I'm trying to generate the following YAML structure from tabular data:
- name: Josiah Carberry
roles:
- investigation: lead
- data curation: supporting
I'm struggling with the structure of the roles
key. It's basically an array of dictionaries which would translate to a list of data frames in R.
My issue is that I can't figure out how to store such lists of data frames in a way that will produce the same output as in the example above.
Here's my attempt:
library(tibble)
tibble(
id = paste0("id", 1:2),
roles = list(
list(tibble(writing = "lead"), tibble(supervision = "supporting")),
list(tibble(writing = "equal"))
)
) |>
jsonlite::toJSON() |>
jsonlite::parse_json() |>
yaml::as.yaml(indent.mapping.sequence = TRUE) |>
cat()
Which produces:
- id: id1
roles:
- - writing: lead
- - supervision: supporting
- id: id2
roles:
- - writing: equal
As you can see there's one extra dash before each role because of the outer list I use to store the data frames.

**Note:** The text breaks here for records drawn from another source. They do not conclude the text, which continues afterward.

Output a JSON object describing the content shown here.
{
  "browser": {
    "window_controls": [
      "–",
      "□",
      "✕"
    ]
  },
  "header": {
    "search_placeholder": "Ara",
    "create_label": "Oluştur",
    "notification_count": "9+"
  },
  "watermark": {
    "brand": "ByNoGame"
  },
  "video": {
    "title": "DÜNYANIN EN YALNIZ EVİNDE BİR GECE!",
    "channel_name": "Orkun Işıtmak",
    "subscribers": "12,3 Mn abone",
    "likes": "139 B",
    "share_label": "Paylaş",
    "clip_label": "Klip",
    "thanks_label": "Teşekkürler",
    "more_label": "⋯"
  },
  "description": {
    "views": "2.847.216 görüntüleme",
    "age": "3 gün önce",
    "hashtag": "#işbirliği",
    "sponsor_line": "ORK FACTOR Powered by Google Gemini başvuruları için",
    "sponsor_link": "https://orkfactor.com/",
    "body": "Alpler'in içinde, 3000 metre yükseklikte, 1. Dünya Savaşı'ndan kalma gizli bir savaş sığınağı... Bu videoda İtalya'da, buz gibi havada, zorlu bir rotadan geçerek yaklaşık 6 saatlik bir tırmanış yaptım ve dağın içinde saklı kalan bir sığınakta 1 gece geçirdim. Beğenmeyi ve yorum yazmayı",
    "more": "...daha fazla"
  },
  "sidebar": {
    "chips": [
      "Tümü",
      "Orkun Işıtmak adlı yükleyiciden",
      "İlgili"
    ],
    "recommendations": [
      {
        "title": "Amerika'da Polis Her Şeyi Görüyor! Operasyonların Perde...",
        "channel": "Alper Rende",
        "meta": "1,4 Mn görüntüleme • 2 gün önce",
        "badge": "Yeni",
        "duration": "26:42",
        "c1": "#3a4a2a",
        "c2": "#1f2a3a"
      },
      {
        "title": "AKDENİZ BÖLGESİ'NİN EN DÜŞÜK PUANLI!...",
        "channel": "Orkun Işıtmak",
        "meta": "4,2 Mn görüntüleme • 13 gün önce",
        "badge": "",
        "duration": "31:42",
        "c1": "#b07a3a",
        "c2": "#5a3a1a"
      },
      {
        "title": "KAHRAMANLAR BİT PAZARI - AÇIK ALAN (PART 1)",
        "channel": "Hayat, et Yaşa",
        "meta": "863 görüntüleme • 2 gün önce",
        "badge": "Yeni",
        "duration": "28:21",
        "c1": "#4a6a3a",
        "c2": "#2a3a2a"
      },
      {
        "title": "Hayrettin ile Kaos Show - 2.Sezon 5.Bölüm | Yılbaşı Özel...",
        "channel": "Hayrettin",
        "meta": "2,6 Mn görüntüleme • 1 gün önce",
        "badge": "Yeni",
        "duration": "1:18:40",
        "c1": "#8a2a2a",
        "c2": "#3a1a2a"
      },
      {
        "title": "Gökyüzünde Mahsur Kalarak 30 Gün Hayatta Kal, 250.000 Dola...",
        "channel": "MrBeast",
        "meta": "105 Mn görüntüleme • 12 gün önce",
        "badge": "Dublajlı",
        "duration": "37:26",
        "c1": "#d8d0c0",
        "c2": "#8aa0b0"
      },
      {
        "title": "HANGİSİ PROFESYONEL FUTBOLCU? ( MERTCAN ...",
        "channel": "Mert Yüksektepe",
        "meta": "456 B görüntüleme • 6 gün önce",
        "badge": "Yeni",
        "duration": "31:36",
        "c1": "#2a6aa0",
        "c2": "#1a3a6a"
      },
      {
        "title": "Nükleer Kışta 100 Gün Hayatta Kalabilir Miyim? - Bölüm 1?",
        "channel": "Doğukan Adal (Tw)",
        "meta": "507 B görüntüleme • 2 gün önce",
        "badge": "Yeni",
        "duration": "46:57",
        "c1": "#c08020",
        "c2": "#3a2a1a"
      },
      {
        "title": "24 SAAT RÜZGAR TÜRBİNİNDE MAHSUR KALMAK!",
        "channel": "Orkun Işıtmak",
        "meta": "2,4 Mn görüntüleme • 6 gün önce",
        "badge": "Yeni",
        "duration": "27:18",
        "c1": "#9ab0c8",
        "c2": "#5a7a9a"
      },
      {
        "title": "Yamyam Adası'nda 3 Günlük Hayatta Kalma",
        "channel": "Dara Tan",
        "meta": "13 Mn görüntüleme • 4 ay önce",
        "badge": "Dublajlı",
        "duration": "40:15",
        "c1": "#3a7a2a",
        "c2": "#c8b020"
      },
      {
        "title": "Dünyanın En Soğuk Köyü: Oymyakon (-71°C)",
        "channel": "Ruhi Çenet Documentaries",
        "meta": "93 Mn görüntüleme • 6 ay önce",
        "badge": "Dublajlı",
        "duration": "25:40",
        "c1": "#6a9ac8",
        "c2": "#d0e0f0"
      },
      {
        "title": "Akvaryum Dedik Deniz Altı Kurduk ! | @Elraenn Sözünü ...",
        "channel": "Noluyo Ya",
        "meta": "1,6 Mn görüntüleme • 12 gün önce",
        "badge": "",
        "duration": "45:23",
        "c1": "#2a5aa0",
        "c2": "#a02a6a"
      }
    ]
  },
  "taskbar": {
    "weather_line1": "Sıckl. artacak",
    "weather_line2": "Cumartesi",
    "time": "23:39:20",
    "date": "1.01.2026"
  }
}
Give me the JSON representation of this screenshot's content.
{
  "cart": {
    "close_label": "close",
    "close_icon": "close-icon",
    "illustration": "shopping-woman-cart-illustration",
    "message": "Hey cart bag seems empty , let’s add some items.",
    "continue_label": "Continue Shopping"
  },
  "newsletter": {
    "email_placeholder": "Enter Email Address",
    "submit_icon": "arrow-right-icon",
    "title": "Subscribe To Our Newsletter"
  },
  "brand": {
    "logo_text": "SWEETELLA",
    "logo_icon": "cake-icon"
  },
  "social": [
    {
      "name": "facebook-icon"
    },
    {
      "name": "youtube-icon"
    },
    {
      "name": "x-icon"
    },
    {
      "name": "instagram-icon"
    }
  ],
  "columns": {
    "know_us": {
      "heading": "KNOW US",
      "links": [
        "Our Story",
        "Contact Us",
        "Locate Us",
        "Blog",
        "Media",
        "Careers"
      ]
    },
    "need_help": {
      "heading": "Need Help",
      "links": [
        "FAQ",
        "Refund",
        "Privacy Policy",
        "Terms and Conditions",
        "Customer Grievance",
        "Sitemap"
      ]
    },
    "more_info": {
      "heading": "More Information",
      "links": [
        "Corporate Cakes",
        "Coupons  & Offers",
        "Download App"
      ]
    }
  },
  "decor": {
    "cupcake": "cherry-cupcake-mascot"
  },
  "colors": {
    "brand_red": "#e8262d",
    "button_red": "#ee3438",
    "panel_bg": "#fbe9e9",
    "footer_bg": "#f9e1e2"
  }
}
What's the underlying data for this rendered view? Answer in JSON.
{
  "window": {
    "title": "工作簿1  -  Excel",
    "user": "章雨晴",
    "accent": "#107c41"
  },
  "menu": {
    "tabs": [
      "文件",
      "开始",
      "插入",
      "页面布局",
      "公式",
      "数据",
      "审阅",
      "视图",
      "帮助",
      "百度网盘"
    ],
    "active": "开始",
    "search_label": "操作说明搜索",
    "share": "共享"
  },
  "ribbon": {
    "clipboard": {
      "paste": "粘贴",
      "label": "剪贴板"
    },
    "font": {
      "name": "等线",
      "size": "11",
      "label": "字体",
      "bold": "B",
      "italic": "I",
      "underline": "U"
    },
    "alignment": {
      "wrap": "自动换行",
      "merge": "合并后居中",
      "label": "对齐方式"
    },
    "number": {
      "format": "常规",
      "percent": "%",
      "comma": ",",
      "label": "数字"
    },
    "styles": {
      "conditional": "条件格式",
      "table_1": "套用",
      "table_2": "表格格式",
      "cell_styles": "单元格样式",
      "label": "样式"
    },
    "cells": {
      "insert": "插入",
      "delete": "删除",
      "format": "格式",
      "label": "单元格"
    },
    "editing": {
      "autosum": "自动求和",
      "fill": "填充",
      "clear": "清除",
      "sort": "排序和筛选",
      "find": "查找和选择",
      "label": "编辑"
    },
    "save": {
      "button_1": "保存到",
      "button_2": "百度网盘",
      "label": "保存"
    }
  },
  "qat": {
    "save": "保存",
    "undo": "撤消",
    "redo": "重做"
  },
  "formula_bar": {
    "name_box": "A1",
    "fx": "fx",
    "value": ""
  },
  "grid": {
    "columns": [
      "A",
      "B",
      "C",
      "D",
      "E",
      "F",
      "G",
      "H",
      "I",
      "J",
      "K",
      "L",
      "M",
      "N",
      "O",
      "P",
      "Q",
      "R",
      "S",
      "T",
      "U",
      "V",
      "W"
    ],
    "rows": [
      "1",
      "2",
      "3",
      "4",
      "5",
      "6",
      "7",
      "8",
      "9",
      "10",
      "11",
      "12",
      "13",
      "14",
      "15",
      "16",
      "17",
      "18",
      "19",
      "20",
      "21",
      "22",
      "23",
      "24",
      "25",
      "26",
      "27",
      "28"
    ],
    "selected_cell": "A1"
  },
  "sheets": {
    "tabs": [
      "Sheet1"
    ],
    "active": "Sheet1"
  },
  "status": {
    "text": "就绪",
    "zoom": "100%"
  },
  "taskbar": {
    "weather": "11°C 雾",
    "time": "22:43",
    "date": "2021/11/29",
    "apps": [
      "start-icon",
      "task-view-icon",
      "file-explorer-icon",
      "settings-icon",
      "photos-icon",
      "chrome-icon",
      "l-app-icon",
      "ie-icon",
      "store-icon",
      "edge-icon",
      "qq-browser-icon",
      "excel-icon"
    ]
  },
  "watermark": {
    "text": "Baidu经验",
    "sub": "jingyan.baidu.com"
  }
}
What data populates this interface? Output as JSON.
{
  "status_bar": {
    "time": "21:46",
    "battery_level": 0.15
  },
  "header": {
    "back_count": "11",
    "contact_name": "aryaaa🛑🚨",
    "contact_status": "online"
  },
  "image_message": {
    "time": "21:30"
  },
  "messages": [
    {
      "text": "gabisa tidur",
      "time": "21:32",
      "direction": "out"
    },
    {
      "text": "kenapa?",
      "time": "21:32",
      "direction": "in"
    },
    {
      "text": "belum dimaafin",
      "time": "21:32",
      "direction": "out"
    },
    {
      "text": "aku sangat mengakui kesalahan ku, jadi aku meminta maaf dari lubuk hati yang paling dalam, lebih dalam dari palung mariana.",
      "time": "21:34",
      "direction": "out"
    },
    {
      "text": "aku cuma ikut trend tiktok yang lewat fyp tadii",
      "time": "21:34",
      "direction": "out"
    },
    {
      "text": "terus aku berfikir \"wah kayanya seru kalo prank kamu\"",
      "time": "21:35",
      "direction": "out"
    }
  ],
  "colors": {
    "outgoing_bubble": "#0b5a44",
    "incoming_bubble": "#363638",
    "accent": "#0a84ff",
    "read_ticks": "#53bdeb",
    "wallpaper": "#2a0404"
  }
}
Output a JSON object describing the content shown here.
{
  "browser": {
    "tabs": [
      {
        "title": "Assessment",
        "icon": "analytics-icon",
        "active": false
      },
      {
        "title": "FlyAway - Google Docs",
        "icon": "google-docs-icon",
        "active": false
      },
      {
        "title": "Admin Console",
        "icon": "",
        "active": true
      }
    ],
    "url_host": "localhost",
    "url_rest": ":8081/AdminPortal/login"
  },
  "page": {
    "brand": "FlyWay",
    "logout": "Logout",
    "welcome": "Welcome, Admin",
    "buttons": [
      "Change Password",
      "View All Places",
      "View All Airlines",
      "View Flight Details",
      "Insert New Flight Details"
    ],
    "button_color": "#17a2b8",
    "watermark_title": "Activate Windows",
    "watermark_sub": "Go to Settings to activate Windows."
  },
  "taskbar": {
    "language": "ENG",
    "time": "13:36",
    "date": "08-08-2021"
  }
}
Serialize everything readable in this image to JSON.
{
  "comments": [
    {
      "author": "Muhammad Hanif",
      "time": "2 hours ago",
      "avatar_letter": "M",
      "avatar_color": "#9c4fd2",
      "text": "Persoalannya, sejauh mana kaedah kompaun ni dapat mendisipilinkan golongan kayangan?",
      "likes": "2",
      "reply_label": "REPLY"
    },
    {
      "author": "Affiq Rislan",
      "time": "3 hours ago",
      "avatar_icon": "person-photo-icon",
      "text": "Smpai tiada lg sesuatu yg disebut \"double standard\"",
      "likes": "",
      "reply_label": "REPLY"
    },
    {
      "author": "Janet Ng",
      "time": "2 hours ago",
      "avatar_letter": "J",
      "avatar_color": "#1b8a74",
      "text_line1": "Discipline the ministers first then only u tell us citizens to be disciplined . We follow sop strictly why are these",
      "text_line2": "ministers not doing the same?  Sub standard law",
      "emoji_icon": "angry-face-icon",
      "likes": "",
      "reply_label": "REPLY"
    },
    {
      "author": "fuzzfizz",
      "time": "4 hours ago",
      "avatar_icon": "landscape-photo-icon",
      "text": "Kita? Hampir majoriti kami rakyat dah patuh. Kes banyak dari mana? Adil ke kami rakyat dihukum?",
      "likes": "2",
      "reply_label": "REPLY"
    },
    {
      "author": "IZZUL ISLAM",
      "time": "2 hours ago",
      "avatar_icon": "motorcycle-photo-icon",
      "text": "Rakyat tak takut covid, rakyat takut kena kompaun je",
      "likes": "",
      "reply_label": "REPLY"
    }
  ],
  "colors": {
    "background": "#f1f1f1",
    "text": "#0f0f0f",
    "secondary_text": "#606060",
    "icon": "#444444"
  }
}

Any idea how I could get the following?
- id: id1
roles:
- writing: lead
- supervision: supporting
- id: id2
roles:
- writing: equal
I don't know a way for yaml::as.yaml
to do it correctly the first time, but you can always do a simple gsub
to change all - -
manually:
tibble(
id = paste0("id", 1:2),
roles = list(
list(tibble(writing = "lead"), tibble(supervision = "supporting")),
list(tibble(writing = "equal"))
)
) |>
jsonlite::toJSON() |>
jsonlite::parse_json() |>
yaml::as.yaml(indent.mapping.sequence = TRUE) |>
gsub("- - ", "- ", x = _) |>
cat()
# - id: id1
# roles:
# - writing: lead
# - supervision: supporting
# - id: id2
# roles:
# - writing: equal
If there's a risk you could have a legitimate - -
embedded within one of your items, you can make the gsub
a bit more specific:
gsub("((^|\n) *)- - ", "\\1- ", x = _)
where
(^|\n)
matches either the string beginninf (^
) or the embedded newline; this is necessary because as.yaml
returns a single string with \n
embedded within it, so we cannot rely on ^
to catch them all; we could always use strsplit(_, "\n")[[1]]
to split it then gsub
then recombine, but that seems unnecessary given we can do it in one step((^|\n) *)
finds the above plus zero or more spaces; I think " "
is safe here instead of "\\s"
, since I believe as.yaml
is always going to put out spaces there; because this is wrapped in parens, it will be available as a pattern group for later recall"\\1- "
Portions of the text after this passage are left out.